Sensing belonging. Migrants’ out-of-place and home-making practices in the city through the senses  
Diana Mata Codesal (University of Barcelona)

Paper short abstract:

How does it feel to belong? What can the sensuousness involved in the experience of home and belonging tell us about differentiation mechanisms towards and home-making practices of groups marked by their mobility?

Paper long abstract:

Urban common sensing is constructed and negotiated among different groups. Sensory experience lived as a “background experience” (Ahmed 2007), become disrupted by the arrival and presence of some bodies who are constructed as socially noticeable and subject to scrutiny and discipline. The sensorial stimuli attached to certain corporeal presences come to the front. Particular expressions of it became in dispute, used as input for bordering practices among groups who share a spatial everyday life (Lamont and Molnár 2002). When the presence or activities associated with some migrant groups or ethnic minorities are labelled as “smelly” or “disgusting”, those carrying the labelling are asserting their right to establish what is proper or improper common sensing. This constitutes an attempt to standardize embodied sensing that can lead to exclusionary forms of “sensory citizenship” (Trnka et al. 2013: 1).
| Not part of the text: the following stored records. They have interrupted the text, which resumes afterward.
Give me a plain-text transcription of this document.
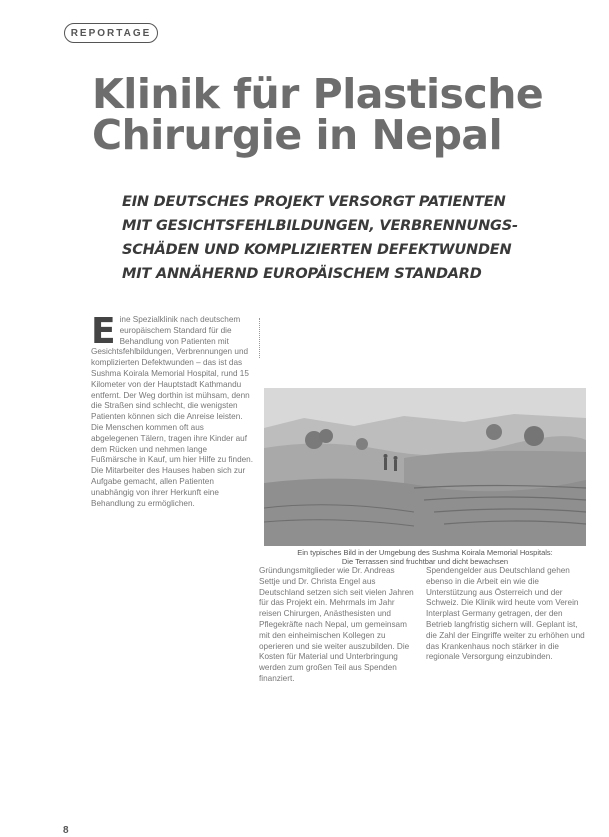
REPORTAGE
Klinik für Plastische
Chirurgie in Nepal

EIN DEUTSCHES PROJEKT VERSORGT PATIENTEN
MIT GESICHTSFEHLBILDUNGEN, VERBRENNUNGS-
SCHÄDEN UND KOMPLIZIERTEN DEFEKTWUNDEN
MIT ANNÄHERND EUROPÄISCHEM STANDARD

E ine Spezialklinik nach deutschem europäischem Standard für die Behandlung von Patienten mit Gesichtsfehlbildungen, Verbrennungen und komplizierten Defektwunden – das ist das Sushma Koirala Memorial Hospital, rund 15 Kilometer von der Hauptstadt Kathmandu entfernt. Der Weg dorthin ist mühsam, denn die Straßen sind schlecht, die wenigsten Patienten können sich die Anreise leisten. Die Menschen kommen oft aus abgelegenen Tälern, tragen ihre Kinder auf dem Rücken und nehmen lange Fußmärsche in Kauf, um hier Hilfe zu finden. Die Mitarbeiter des Hauses haben sich zur Aufgabe gemacht, allen Patienten unabhängig von ihrer Herkunft eine Behandlung zu ermöglichen.

Ein typisches Bild in der Umgebung des Sushma Koirala Memorial Hospitals:
Die Terrassen sind fruchtbar und dicht bewachsen

Gründungsmitglieder wie Dr. Andreas Settje und Dr. Christa Engel aus Deutschland setzen sich seit vielen Jahren für das Projekt ein. Mehrmals im Jahr reisen Chirurgen, Anästhesisten und Pflegekräfte nach Nepal, um gemeinsam mit den einheimischen Kollegen zu operieren und sie weiter auszubilden. Die Kosten für Material und Unterbringung werden zum großen Teil aus Spenden finanziert.

Spendengelder aus Deutschland gehen ebenso in die Arbeit ein wie die Unterstützung aus Österreich und der Schweiz. Die Klinik wird heute vom Verein Interplast Germany getragen, der den Betrieb langfristig sichern will. Geplant ist, die Zahl der Eingriffe weiter zu erhöhen und das Krankenhaus noch stärker in die regionale Versorgung einzubinden.

8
Simultaneously, by focusing on those groups whose embodied presence is signalled as “out of place”, a phenomenological approach can also help us to explore the sensuousness involved in the experience of belonging, i.e. becoming part of a place common sensing. To be at home, to belong, is to feel comfortable, to be at ease with one’s surroundings (Ahmed 2007: 158). The sensorial change that migration brings about interrupts bodily inertia by confronting migrants’ bodies with different sensescapes and sensorial regimes. The experience of making oneself at home by migrants and other mobile populations involves the establishment –or conscious maintenance- of a “sensuous habitus” (Wacquant 2005), as a series of ingrained body predispositions and practices.